Tata benefited from the development work already underway at both firms through Ford's parentage; GM did not appear to be as generous with Saab and the company would need some real capital to develop new products. That said, Tata has been a good corporate parent to date and it certainly has the energy and focus to become a major player in the automotive world.
Surely there's a place in this automotive universe for Saab. The company went front-wheel drive for traction in snowy conditions and interior packaging long before the Mini elevated it to cult status in 1959.
Starting in 1957 they developed a strong niche market for themselves in New England as the "bad weather car of choice," first with their quirky 2-cycle engines, and then cemented by their Monte Carlo Rally wins with small V-4 engines against far more powerful cars and better-financed teams.
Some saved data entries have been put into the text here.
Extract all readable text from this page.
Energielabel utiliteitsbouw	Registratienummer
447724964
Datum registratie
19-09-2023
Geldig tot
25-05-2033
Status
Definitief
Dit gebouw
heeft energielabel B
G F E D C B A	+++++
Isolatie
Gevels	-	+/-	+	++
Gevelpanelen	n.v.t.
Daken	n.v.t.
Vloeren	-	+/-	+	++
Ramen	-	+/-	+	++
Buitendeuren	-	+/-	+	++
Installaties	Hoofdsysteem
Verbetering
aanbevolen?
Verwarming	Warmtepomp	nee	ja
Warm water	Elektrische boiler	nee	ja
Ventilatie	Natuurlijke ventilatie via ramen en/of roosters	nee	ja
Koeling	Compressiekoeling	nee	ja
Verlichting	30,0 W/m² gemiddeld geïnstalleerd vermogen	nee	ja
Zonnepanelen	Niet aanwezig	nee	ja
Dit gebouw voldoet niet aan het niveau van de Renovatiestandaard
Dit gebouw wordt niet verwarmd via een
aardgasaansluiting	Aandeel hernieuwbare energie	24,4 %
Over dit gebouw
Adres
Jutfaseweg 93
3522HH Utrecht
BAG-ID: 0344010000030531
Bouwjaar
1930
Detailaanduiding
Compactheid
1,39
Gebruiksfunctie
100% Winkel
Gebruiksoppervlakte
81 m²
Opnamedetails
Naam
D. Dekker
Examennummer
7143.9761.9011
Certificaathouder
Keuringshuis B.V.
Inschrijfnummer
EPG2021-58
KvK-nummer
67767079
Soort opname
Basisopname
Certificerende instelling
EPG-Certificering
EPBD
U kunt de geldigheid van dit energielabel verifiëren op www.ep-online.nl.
In central Maine a former Saab dealer has an extensive collection of classic Saab models housed in his barn; a salesmen at a southern Maine Chevy dealership still owns and drives a 2-cycle model to Saab events all over New England.
The 1980's saw Saab move upscale and revive the use of the turbocharger in small 4-cylinder engines; they took the 2.0 liter Triumph 4 and made it into a reliable, long-lived performer. After GM bought Saab it seemed to devolve into a mini-Buick and lose some of the sharp engineering that always made it an engaging car to own and drive.
GM still seems eager to kill the brand as it still seems to have a veto on financing schemes to revive manufacturing of the car. Let's hope that this marque does not disappear into history.